Квартира Дины – настоящий гадюшник. Она может позволить себе приличное жилье – я помогаю ей платить за аренду, – но утверждает, что от одного вида новых многоэтажек ей хочется биться головой о стену, поэтому всегда выбирает себе обветшалый георгианский особняк, превращенный в шестидесятые в многоквартирный дом, где ванную приходится делить с каким-нибудь волосатым неудачником, который называет себя музыкантом и которому нужно регулярно напоминать, что ее брат – полицейский.
– Нет, – сказала Дина. – Ради бога, можешь ты послушать? Я хочу ее изменить. Я ее ненавижу, потому что у меня от нее чесотка. Я уже пыталась переехать – сходила наверх к девчонкам и попросила их поменяться квартирами. У них-то не будет чесаться на сгибах локтей и под ногтями, как у меня! И дело не в клопах! Я говорю: смотрите, как чисто; я думаю, это из-за уродского узора на ковре. Я им так и сказала, но эти сучки даже слушать не стали, только рты разинули, тупые рыбы. Интересно, не держат ли они рыб в аквариуме? В общем, раз переехать я не могу, то надо что-то изменить. Хочу передвинуть комнаты. По-моему, мы уже сносили стены, но я точно не помню, а ты?
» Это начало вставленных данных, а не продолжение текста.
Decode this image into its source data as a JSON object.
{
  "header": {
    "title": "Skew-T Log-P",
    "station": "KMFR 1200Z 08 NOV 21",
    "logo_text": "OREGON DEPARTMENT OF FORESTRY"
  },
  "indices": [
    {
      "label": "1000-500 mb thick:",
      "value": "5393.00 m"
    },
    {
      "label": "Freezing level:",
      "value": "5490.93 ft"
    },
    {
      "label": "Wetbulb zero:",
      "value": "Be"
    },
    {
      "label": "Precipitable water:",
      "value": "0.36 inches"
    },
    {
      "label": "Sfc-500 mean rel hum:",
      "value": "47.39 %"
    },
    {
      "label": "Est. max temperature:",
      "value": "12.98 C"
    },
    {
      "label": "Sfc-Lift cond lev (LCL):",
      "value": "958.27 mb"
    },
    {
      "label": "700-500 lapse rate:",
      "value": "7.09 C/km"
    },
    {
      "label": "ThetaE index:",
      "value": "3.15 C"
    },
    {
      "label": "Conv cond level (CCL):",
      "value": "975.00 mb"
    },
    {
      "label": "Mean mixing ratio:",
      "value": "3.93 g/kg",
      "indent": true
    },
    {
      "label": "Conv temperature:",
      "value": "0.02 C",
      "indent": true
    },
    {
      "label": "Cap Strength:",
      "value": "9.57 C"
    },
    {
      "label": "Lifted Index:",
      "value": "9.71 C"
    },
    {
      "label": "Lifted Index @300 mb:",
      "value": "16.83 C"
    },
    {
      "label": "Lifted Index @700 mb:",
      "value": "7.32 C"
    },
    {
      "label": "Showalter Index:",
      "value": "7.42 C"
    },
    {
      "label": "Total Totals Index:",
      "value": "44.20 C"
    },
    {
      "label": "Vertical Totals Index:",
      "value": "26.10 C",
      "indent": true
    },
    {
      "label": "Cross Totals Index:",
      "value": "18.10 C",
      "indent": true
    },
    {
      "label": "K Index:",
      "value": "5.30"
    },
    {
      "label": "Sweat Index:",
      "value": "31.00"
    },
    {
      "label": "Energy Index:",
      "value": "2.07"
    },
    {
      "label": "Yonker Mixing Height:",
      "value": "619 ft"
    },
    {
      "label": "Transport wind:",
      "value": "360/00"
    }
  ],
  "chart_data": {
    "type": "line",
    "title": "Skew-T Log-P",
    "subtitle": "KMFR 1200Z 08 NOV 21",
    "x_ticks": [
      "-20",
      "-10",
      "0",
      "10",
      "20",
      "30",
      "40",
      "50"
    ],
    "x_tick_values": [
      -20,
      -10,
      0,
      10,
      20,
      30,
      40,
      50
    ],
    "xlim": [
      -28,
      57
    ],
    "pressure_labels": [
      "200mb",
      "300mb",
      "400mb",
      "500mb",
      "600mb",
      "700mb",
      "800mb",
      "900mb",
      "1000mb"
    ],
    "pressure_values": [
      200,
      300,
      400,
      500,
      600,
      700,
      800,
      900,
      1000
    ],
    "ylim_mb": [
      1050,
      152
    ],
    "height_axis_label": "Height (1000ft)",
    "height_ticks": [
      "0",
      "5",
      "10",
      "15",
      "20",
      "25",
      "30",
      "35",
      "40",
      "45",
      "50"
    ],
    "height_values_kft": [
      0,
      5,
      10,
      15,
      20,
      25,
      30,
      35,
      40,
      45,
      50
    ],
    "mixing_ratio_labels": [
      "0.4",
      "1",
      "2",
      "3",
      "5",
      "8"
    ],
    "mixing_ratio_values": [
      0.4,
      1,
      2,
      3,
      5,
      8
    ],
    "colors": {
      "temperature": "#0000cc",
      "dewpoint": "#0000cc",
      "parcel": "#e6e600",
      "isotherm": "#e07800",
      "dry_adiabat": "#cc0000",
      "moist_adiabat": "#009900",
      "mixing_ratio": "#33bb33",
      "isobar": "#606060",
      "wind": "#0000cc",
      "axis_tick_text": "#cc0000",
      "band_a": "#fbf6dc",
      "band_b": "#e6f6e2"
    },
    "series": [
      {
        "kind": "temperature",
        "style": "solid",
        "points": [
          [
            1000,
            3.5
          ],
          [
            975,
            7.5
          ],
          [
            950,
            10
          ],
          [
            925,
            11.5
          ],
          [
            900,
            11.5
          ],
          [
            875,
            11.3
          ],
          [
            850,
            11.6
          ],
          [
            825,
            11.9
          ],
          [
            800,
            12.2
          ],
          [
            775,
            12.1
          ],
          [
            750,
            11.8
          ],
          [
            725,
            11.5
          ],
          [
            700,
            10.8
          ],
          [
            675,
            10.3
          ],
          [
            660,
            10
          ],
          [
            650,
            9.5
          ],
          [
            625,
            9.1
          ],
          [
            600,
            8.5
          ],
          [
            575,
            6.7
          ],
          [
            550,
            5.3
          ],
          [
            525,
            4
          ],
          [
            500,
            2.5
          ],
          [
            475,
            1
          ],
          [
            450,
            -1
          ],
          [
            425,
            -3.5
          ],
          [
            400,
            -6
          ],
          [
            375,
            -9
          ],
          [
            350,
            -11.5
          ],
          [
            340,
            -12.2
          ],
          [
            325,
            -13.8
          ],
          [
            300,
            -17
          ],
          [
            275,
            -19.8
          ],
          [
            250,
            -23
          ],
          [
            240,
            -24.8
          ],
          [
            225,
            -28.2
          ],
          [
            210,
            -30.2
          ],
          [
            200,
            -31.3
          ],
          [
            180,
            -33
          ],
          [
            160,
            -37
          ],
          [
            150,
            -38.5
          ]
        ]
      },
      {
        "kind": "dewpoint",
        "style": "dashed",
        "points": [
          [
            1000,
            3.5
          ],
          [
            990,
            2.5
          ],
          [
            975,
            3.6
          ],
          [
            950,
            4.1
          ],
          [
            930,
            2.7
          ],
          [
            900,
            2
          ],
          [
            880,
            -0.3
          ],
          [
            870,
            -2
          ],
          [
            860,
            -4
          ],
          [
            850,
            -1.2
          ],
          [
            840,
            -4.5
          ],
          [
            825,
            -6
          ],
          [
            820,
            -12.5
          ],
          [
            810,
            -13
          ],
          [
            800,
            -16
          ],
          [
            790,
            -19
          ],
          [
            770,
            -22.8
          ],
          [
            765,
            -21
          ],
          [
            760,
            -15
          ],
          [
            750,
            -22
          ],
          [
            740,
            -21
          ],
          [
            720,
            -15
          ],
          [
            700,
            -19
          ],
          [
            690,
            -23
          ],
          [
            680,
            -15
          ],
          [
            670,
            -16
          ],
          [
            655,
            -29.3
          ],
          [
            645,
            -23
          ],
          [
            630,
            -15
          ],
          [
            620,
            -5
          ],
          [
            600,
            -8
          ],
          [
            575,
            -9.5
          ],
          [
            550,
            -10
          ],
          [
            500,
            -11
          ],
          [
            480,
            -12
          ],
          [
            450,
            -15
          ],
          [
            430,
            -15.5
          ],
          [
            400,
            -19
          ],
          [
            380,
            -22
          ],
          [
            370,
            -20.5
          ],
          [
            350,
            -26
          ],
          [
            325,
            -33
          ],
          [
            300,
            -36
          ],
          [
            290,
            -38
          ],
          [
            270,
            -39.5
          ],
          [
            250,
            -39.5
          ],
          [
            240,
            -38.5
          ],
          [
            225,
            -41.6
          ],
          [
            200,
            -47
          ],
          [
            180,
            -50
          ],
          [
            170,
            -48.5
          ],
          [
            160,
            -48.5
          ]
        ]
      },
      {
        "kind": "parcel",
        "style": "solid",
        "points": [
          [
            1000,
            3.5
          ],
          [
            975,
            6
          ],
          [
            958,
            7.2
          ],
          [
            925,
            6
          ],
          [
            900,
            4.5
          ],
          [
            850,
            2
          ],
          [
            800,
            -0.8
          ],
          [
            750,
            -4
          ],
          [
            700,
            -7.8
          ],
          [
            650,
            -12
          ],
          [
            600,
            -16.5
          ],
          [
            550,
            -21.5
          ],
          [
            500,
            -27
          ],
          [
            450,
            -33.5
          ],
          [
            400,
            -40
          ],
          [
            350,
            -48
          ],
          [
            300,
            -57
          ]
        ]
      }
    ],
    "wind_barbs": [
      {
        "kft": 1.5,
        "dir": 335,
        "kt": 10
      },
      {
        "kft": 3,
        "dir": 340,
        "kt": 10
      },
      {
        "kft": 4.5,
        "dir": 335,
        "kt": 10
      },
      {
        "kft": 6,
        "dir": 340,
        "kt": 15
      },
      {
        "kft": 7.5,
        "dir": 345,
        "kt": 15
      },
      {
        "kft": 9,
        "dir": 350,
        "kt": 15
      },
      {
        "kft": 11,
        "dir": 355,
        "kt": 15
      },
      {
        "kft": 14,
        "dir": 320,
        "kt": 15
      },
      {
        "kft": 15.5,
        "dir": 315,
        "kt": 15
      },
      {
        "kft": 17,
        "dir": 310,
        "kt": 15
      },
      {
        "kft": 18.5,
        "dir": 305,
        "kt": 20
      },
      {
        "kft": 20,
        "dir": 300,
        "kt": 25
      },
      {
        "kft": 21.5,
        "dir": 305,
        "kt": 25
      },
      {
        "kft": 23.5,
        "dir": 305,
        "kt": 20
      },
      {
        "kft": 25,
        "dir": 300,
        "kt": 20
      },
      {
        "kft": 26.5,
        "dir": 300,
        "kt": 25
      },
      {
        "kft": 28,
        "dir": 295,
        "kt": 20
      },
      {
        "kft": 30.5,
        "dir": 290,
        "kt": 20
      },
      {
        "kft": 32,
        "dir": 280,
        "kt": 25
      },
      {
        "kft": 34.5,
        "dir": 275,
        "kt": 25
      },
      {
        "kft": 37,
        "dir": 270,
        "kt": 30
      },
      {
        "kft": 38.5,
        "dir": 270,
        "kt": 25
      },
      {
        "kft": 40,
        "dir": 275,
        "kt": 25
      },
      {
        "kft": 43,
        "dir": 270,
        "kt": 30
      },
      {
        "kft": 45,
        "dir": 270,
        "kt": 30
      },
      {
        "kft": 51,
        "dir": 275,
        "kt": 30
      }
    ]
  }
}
Ричи звонил каждый час, как и обещал, – в очередной раз сказать, что ничего не произошло. Иногда Дина разрешала мне ответить после первого звонка – грызла палец, пока я разговаривал, а когда я заканчивал, повышала передачу: “Кто это был?”, “Чего он хотел?”, “Что ты рассказал ему обо мне?” Иногда приходилось ждать второго или третьего звонка, а она тем временем кружила по комнате все быстрее и говорила все громче, чтобы заглушить его, пока не падала от усталости на диван или на ковер. В час ночи она выбила телефон у меня из рук и завопила:
– Я пытаюсь тебе что-то сказать, а тебе насрать, пытаюсь с тобой поговорить, не игнорируй меня ради неизвестно кого, слушай, слушай, слушай!..
В начале четвертого она заснула на полуслове, свернувшись в тугой клубок и зарывшись головой между подушками. На кулак она намотала мою футболку и принялась ее посасывать.
Я принес из гостевой одеяло и накрыл Дину, потом притушил свет, налел себе холодного кофе и сел за обеденный стол раскладывать пасьянс в телефоне. Далеко внизу грузовик ритмично бибикал, сдавая назад; где-то на этаже послышался хлопок двери, приглушенный толстым ковролином. Дина шепнула что-то во сне. Прошел дождь, негромко шурша и стуча в окна, потом все снова стихло.
Когда наша мать покончила с собой, мне было пятнадцать, Джери – шестнадцать, а Дине – почти шесть. Сколько я себя помню, в глубине души я ждал, когда же это случится, но мать, проявив хитрость, свойственную всем зацикленным на чем-то одном, выбрала единственный день, когда мы этого не ждали. Весь год мы – отец, Джери и я – нянчились с ней: словно агенты под прикрытием, мы следили, не появятся ли первые признаки; уговаривали ее поесть, когда она отказывалась вставать с постели; прятали болеутоляющие в дни, когда она бродила по дому, будто холодный сквозняк; держали ее за руку, когда она плакала ночи напролет; ловко и гладко, словно мошенники, лгали соседям, родственникам – всем, кто о ней спрашивал. Но каждое лето мы все впятером на две недели обретали свободу. Что-то в Брокен-Харборе – воздух, смена обстановки, решимость не портить нам каникулы – превращало мою мать в смеющуюся девушку, которая робко и изумленно тянет ладони к солнцу, словно не веря тому, какая нежная у нее кожа. Она бегала с нами наперегонки по песку, целовала отца в шею, натирая его кремом от загара. В эти две недели мы не пересчитывали острые ножи и не вскакивали по ночам от малейшего шума, потому что она была счастлива.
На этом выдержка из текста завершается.